Coupled with the massive influx of Western culture as a result of American occupation, music, movies, and print changed and expanded. Japanese comics, according the scholar Frederik L. Schodt, were just one of the many mediums that underwent what some have called a Golden Age. During this period creators like the great Osamu Tezuka published some of their most enduring works, and without the social crusaders and senate hearings that damaged their American counterparts, manga publishers in Japan enjoyed a level of success and social acceptance that has endured to the present day.
Yoshihiro Tatsumi, author of darkly innovative Pushman and Other Stories, was just one of the many manga creators to get his start in the industry during the booming days of the ‘50s. Drawn & Quarterly has recently published, for the first time in English, one of Yoshihiro’s early breakthrough works Black Blizzard. Originally published in 1956, the art is classic manga, but the plot would be easily be at home in any hard-boiled pulp magazine. The result of this convergence of narrative and visual styles that is an excellent example of the raw talent that emerged from the golden age of Japanese comics and the enduring readability of a good old crime yarn.
Black Blizzard follows two convicts who are handcuffed together and on the run from the police. One is a hardened criminal who just wants to stay out of jail and see his daughter one more time, the other is a young musician accused of murdering of man but having no memory of the event. After surviving a train crash the two flee into the mountains and, while telling their respective stories, ponder the best way to free themselves from the chains that connect them. Tatsumi captures the nervous tension in a way strongly reminiscent of some of the more ghoulish EC Comics as the two fugitives debate which one should lose a hand so that they can both be free. There is, naturally, a surprise twist at the end that reconciles the stories of both characters and gives the book a satisfying conclusion.

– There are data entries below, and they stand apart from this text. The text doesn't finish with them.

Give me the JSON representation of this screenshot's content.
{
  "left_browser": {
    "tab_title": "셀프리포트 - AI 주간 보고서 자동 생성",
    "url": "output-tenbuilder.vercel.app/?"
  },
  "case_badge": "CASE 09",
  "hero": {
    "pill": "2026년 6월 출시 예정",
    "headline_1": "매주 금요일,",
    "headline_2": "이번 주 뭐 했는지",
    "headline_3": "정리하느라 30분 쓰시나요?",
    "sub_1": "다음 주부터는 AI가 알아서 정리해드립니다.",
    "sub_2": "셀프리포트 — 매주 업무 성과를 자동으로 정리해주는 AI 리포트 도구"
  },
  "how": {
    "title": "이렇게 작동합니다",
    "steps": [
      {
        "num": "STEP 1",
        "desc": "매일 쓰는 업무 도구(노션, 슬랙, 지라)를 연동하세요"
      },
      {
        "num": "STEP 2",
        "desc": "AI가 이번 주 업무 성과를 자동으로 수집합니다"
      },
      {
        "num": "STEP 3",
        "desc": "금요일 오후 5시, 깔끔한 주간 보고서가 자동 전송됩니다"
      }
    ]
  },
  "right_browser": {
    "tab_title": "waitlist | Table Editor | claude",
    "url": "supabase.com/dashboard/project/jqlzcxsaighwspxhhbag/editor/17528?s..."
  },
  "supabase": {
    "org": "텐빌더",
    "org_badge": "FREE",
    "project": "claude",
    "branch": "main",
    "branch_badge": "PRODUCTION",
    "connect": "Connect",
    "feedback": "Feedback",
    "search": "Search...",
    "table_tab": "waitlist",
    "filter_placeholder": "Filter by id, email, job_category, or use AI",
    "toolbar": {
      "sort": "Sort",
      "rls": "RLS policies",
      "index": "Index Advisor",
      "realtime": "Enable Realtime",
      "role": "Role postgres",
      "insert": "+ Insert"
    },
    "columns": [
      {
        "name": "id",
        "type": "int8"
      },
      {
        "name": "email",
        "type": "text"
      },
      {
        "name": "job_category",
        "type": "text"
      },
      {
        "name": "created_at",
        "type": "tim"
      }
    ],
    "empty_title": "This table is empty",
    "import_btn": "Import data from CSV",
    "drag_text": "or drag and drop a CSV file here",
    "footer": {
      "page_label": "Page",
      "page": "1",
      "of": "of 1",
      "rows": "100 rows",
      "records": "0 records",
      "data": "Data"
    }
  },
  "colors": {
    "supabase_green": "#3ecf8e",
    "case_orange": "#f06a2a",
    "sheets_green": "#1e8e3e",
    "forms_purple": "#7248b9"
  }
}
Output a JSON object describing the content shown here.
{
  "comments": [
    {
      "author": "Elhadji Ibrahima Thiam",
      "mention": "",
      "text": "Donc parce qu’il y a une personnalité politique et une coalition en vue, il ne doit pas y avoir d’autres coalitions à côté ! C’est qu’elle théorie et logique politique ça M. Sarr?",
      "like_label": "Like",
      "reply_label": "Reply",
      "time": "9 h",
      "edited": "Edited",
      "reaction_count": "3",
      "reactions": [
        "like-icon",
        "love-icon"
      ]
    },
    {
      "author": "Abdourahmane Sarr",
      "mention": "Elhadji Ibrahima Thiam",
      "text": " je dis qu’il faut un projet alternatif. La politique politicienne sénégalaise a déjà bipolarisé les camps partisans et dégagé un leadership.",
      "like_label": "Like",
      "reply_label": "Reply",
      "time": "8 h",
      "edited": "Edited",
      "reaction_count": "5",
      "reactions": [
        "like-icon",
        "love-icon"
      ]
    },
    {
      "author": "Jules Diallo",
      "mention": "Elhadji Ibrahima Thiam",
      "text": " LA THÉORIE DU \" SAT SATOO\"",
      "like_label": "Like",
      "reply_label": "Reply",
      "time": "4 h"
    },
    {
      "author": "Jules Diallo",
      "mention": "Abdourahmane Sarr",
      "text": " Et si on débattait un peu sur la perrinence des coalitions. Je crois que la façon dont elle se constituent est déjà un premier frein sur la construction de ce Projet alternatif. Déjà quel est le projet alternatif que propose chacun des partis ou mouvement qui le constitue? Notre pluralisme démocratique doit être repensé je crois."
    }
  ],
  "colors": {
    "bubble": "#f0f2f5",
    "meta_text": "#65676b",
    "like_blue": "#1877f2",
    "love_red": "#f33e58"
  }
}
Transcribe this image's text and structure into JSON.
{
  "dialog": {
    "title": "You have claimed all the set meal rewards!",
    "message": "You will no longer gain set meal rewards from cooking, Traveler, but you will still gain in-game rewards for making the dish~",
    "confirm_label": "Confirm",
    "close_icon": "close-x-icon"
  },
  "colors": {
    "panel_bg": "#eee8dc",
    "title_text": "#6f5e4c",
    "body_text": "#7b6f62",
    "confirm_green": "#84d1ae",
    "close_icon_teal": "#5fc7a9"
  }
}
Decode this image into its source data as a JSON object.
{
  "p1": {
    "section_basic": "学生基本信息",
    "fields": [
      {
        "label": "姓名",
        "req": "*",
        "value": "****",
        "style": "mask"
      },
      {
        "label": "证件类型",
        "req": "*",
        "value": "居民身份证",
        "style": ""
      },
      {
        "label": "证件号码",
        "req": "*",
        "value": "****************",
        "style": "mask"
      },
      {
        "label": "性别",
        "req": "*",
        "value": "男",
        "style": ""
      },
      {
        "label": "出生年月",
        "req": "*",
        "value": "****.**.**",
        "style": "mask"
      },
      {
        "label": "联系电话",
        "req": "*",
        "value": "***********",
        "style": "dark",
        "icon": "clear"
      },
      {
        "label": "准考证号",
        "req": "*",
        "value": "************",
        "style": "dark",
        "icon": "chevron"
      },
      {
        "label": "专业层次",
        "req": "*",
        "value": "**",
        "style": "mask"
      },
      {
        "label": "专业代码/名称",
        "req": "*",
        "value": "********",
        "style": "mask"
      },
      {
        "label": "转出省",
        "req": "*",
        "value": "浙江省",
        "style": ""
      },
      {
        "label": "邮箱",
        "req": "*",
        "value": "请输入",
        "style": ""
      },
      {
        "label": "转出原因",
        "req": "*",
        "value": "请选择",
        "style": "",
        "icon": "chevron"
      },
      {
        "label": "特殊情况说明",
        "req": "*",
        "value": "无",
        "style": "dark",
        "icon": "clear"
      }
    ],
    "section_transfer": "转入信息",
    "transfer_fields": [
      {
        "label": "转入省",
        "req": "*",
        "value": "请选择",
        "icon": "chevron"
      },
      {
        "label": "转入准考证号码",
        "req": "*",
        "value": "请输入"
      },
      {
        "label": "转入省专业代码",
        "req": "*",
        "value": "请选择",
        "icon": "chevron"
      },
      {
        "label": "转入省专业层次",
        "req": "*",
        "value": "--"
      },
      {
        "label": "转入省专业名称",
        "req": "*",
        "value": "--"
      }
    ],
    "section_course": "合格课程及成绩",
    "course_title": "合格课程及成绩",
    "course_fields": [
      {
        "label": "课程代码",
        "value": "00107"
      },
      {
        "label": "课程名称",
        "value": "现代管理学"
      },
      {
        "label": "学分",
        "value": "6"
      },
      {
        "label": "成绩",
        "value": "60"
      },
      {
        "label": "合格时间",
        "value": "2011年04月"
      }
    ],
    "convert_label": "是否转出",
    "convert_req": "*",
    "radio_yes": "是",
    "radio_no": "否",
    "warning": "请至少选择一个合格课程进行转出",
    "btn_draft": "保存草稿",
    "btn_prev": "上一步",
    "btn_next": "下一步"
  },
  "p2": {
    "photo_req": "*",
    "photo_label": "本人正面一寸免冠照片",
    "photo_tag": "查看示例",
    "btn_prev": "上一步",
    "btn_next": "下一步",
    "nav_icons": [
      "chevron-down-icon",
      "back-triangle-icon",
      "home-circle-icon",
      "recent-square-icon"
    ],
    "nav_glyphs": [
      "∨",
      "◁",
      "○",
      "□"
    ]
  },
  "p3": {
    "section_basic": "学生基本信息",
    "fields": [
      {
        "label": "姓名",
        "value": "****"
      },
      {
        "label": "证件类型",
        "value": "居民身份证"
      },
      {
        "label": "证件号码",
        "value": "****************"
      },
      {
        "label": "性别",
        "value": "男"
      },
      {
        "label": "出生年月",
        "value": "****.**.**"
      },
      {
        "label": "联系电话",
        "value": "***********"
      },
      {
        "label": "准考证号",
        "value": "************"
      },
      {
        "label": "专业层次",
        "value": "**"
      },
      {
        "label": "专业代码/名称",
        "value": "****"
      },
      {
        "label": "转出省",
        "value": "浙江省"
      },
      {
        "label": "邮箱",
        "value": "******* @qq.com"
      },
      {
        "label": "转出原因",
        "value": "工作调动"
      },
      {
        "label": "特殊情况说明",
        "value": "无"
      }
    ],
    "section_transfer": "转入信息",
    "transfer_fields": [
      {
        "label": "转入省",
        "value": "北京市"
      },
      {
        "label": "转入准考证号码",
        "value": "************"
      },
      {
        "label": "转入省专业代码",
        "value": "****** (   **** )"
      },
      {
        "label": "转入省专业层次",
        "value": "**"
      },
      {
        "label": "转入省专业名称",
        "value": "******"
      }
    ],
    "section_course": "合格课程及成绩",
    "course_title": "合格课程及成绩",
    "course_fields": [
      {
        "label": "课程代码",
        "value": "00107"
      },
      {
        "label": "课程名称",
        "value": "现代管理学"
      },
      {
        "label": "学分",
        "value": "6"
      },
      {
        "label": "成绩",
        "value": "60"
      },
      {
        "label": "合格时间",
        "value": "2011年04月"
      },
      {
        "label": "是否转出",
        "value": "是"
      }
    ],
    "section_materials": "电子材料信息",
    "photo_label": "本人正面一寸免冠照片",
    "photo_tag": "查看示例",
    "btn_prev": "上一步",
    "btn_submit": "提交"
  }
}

There are several things that stand out about this particular story. The first is that one can begin to understand how manga has become such an entrenched medium in the world today. The art, while simplistic, conveys a depth and nuance that engages the reader during even the most mundane of events. The range of emotions, the character archetypes, are all implied without a lot of unwieldy exposition or narrative declarations. Moreover, despite the fact that it is over 50 years old, Black Blizzard is still eminently enjoyable in a way that so many of dated classics of that era are not.
Yoshihiro and the book identify Mickey Spillane and Alexandre Dumas’ The Count of Monte Cristo as having influenced and inspired Black Blizzard, in addition to other Japanese creators. From the historical perspective this makes the book not just a good read, but an important artifact.
The occupation of Japan represents a fascinating period in the cultural history of the world. While there have been similar situations, no other event in history precisely emulates the strange era of cross-cultural collaboration and exchange that took place when the United States, for good of for ill, forced open the cultural stasis that Japan’s leaders had imposed on the nation and created a symbiotic relationship that endures to this day in Japan’s Elvis obsessions and love of American kitsch.
This exchange, examined by many historians—including John W. Dower whose chronicle of this era, Embracing Defeat, won the Pulitzer Prize—is exactly the conditions under which Black Blizzard emerged. Consequently, a whole new dimension of significance is added to the text.
Whether one is interested in history, a lover of good crime stories, or just a manga fanatic, Black Blizzard will please. Including an interview with art comic icon, Adrian Tomine, the latest addition of Drawn and Quarterly’s catalog is a not to be missed gem from a classic era comics.